Bertrand Dugas, Robin-Joël Cool et Éric Butler, dans Le filet.

Histoires de pêche

Publié le 03/03/2009

L’Acadie déchirée par les conflits de pêcheurs et l’épuisement des ressources, les émeutes de Shippagan en 2003, le désespoir, l’appât du gain, l’appel de la mer… Voilà la trame de fond de la pièce Le filet de Marcel-Romain Thériault pour le Théâtre populaire d’Acadie et mise en scène par Michel Monty.

Anthime, le patriarche, Léo, le fils oublié, Étienne, l’idéaliste se battent et débattent, se manipulent, s’influencent dans ce huis clos microcosmique à l’atmosphère suintant le chantage et la cupidité, reflet des troubles de toute une région. Représentant le chalet familial, le décor en forme de cube est fermé sur trois côtés et même au plafond, ce qui traduit bien l’ambiance étouffante dans laquelle évoluent les protagonistes.

La famille Chiasson possède un crabier depuis plusieurs générations, de premier-né en premier-né. Elle est le clan le plus puissant d’Acadie, tramant à gauche et à droite des plans plus ou moins honnêtes pour conserver son monopole. Mais Anthime se fait vieux et doit bientôt déléguer la gestion de l’entreprise. Son premier fils né étant décédé, il rapatrie son petit-fils Étienne, qui termine ses études à Montréal, pour prendre les rennes, malgré son inexpérience et son absence d’intérêt pour le crabier. Léo, le second fils qui a mené sa barque d’une main de fer, se sent bien évidemment lésé dans ses droits, plein de ressentiment pour cette coutume folklorique de l’héritage direct. Conflits de générations, amertume, manipulation et larmes refoulées sont au menu de cette réunion familiale forcée, où chacun est convaincu d’avoir raison. Les rapports sont teintés d’incompréhension alors qu’Étienne, pris au piège, revendique le droit de disposer de sa vie comme il l’entend, cependant qu’Anthime ne jure que par l’héritage de la lignée et que Léo ronge son frein, sombrant peu à peu dans une sombre folie.

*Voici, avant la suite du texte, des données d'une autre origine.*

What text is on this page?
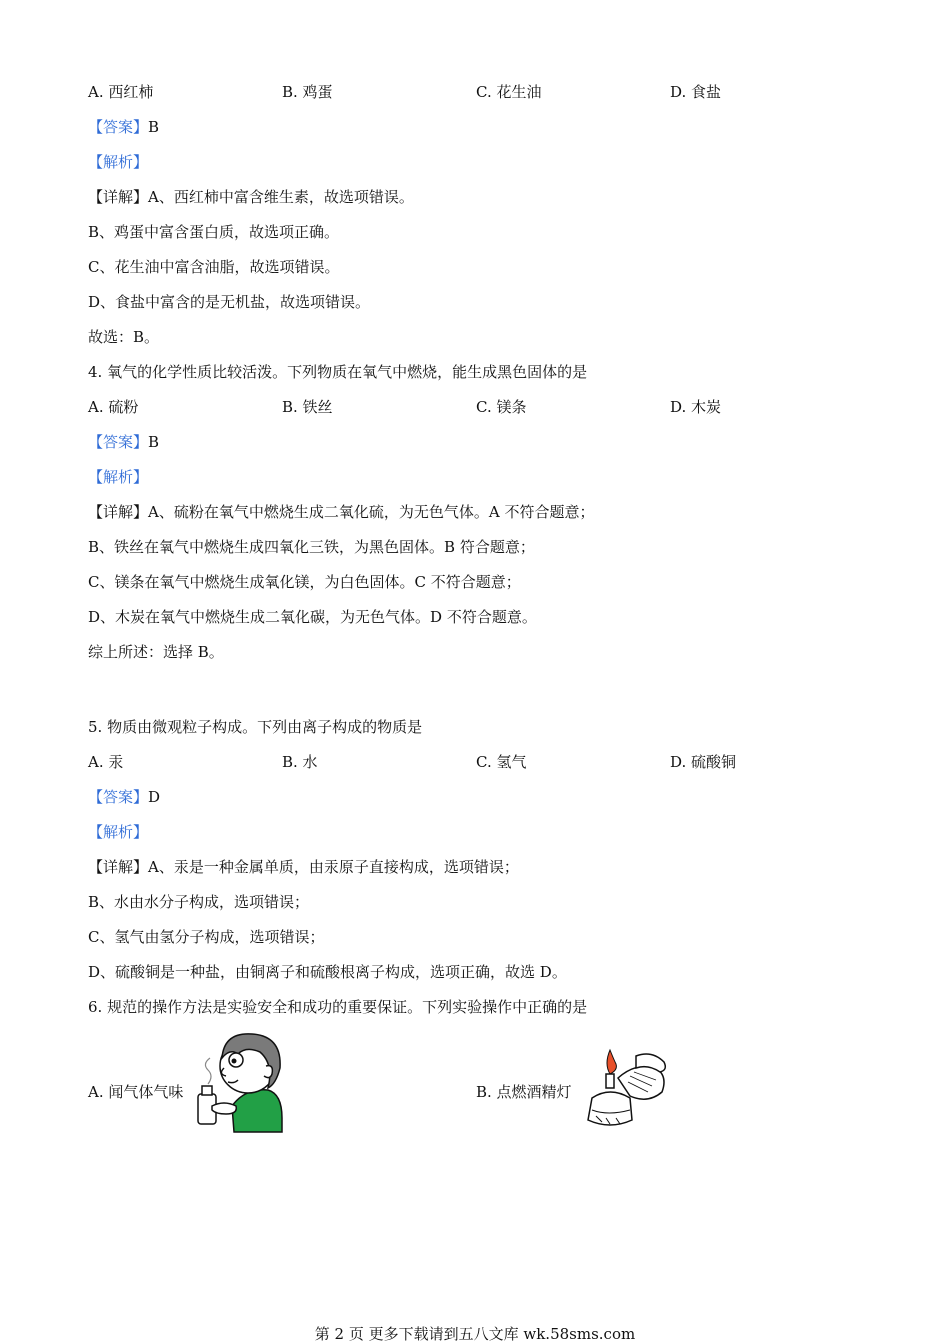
A. 西红柿	B. 鸡蛋	C. 花生油	D. 食盐
【答案】B
【解析】
【详解】A、西红柿中富含维生素，故选项错误。
B、鸡蛋中富含蛋白质，故选项正确。
C、花生油中富含油脂，故选项错误。
D、食盐中富含的是无机盐，故选项错误。
故选：B。
4. 氧气的化学性质比较活泼。下列物质在氧气中燃烧，能生成黑色固体的是
A. 硫粉	B. 铁丝	C. 镁条	D. 木炭
【答案】B
【解析】
【详解】A、硫粉在氧气中燃烧生成二氧化硫，为无色气体。A 不符合题意；
B、铁丝在氧气中燃烧生成四氧化三铁，为黑色固体。B 符合题意；
C、镁条在氧气中燃烧生成氧化镁，为白色固体。C 不符合题意；
D、木炭在氧气中燃烧生成二氧化碳，为无色气体。D 不符合题意。
综上所述：选择 B。
5. 物质由微观粒子构成。下列由离子构成的物质是
A. 汞	B. 水	C. 氢气	D. 硫酸铜
【答案】D
【解析】
【详解】A、汞是一种金属单质，由汞原子直接构成，选项错误；
B、水由水分子构成，选项错误；
C、氢气由氢分子构成，选项错误；
D、硫酸铜是一种盐，由铜离子和硫酸根离子构成，选项正确，故选 D。
6. 规范的操作方法是实验安全和成功的重要保证。下列实验操作中正确的是
A. 闻气体气味	B. 点燃酒精灯
第 2 页 更多下载请到五八文库 wk.58sms.com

Le jeu des comédiens est authentique, crédible et juste. L’intégrité, le désir d’affranchissement et l’idéalisme d’Étienne sont rendus avec sincérité par Robin-Joël Cool, tandis qu’Éric Butler est convaincant dans la peau écorchée d’un Léo d’une infinie tristesse sous ses dehors méprisants et durs. Bertrand Dugas propose quant à lui un Anthime nuancé, touchant lorsqu’il s’adresse à sa défunte épouse ou qu’il tente des rapprochements avec son petit-fils, mais redoutable en matière de commerce et de gestion, prêt à tout pour sauver une entreprise qu’il aime de tout son cœur. Tandis qu’Anthime et Étienne tissent des rapports complices, Léo se sent plus que jamais laissé pour compte. Ourdissant un complot aux conséquences funestes pour s’emparer de la place qu’il croit sienne, son amertume prend des proportions démesurées pour une conclusion des plus inattendues. En effet, la prise d’otage et l’explosion finales (!) semblent avoir été trop subtilement annoncées pour les appréhender, les craindre, ce qui a provoqué un silence déconcerté au parterre lors de l’extinction des projecteurs… Les trois comédiens sont cependant chaleureusement applaudis, eux qui ont incarné avec beaucoup d’émotion et de sensibilité les membres de cette famille aux orgueils qui se heurtent, aux fiertés bafouées, aux vieilles rancœurs qui rendent les cœurs malades.